A un lado está el hombre, sus ideas y sus actos, y al otro la realidad que se le ha edificado alrededor. A ese relato del rechazo de la sociedad le complementa otro: el de quienes le han erigido como un mártir del sistema que le ha mantenido los seis últimos años en la cárcel por haber trabajado por constituir un partido con sus bases ilegalizadas. Es el mismo partido que fue declarado legal cinco años atrás y que entró en las instituciones mientras él seguía en la cárcel.

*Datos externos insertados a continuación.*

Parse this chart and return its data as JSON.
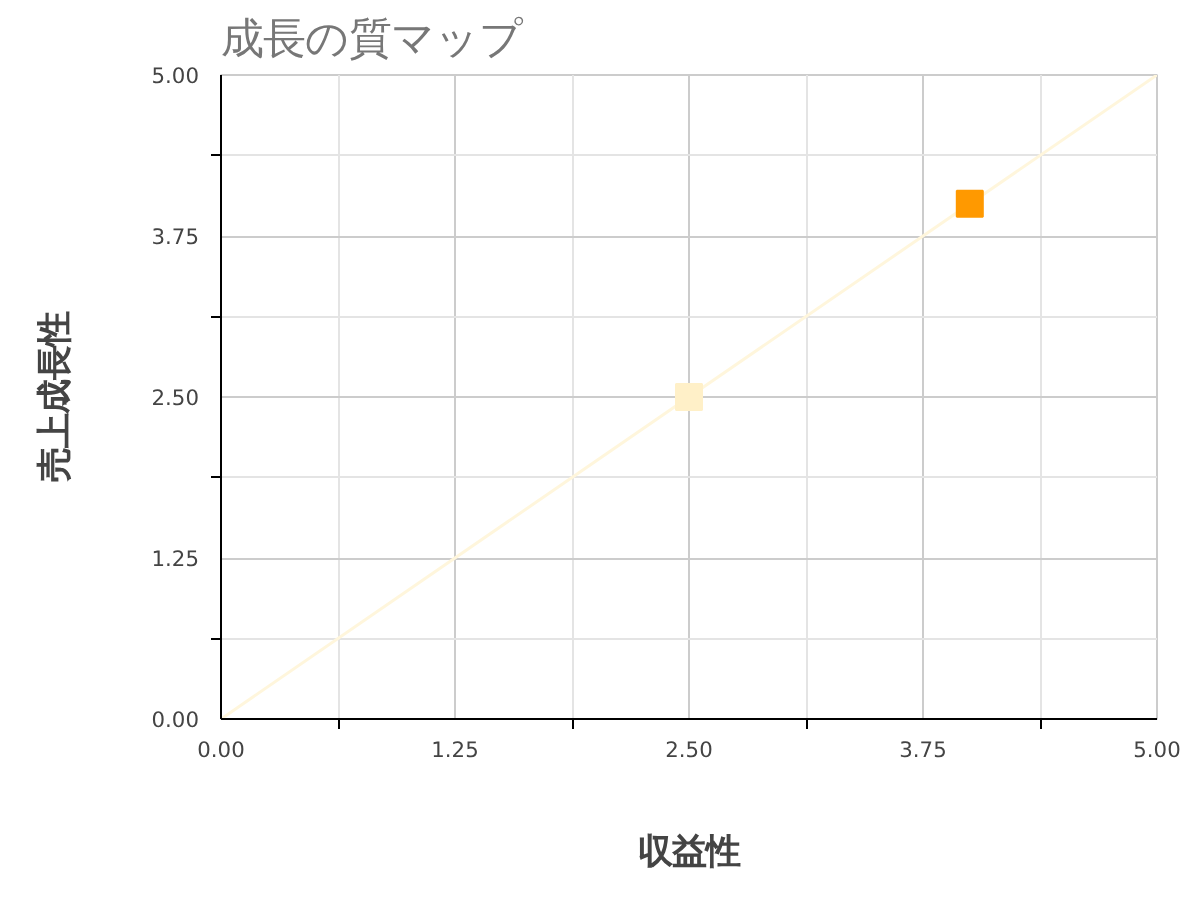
{
  "chart_data": {
    "type": "scatter",
    "title": "成長の質マップ",
    "xlabel": "収益性",
    "ylabel": "売上成長性",
    "xlim": [
      0,
      5
    ],
    "ylim": [
      0,
      5
    ],
    "xticks": [
      {
        "value": 0,
        "label": "0.00"
      },
      {
        "value": 0.625,
        "label": null
      },
      {
        "value": 1.25,
        "label": "1.25"
      },
      {
        "value": 1.875,
        "label": null
      },
      {
        "value": 2.5,
        "label": "2.50"
      },
      {
        "value": 3.125,
        "label": null
      },
      {
        "value": 3.75,
        "label": "3.75"
      },
      {
        "value": 4.375,
        "label": null
      },
      {
        "value": 5,
        "label": "5.00"
      }
    ],
    "yticks": [
      {
        "value": 0,
        "label": "0.00"
      },
      {
        "value": 0.625,
        "label": null
      },
      {
        "value": 1.25,
        "label": "1.25"
      },
      {
        "value": 1.875,
        "label": null
      },
      {
        "value": 2.5,
        "label": "2.50"
      },
      {
        "value": 3.125,
        "label": null
      },
      {
        "value": 3.75,
        "label": "3.75"
      },
      {
        "value": 4.375,
        "label": null
      },
      {
        "value": 5,
        "label": "5.00"
      }
    ],
    "grid": true,
    "series": [
      {
        "type": "line",
        "marker": "none",
        "color": "#fff6dc",
        "x": [
          0,
          5
        ],
        "values": [
          0,
          5
        ]
      },
      {
        "marker": "square",
        "color": "#fff0c8",
        "x": [
          2.5
        ],
        "values": [
          2.5
        ]
      },
      {
        "marker": "square",
        "color": "#ff9900",
        "x": [
          4.0
        ],
        "values": [
          4.0
        ]
      }
    ]
  }
}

Ya en prisión, en el año 2012, publicó ‘El tiempo de las luces’, una extensa entrevista en la que insistía en lo hecho y despejaba dudas: el siguiente paso, decía, era el desarme de ETA. Voces de todo el mundo pidieron entonces su liberación, incluyendo premios Nobel -como Adolfo Pérez Esquivel o Desmond Tutu-, víctimas del terrorismo -como Eduardo Madina- o el propio juez que le encarceló -Baltasar Garzón-.
Todo eso sirvió para cohesionar a la izquierda abertzale, especialmente después del ‘bajón’ de sus últimos resultados electorales, y reforzar su discurso. Si había alguna fisura en torno al apoyo a Otegi el cese de la violencia de ETA y la cárcel la han terminado de disipar: él es el líder, el aliado que el Estado necesita para que el proceso que inició no tenga vuelta atrás, por más que algunos sigan viendo en él más sombras que luces.
La serendipia política le puso en primera línea, el tiempo le hizo matizar su discurso y la cárcel le acabó de convertir en un líder carismático para los suyos. Pese a quien pese, todos los caminos para terminar de eliminar la violencia de la ecuación pasan por él.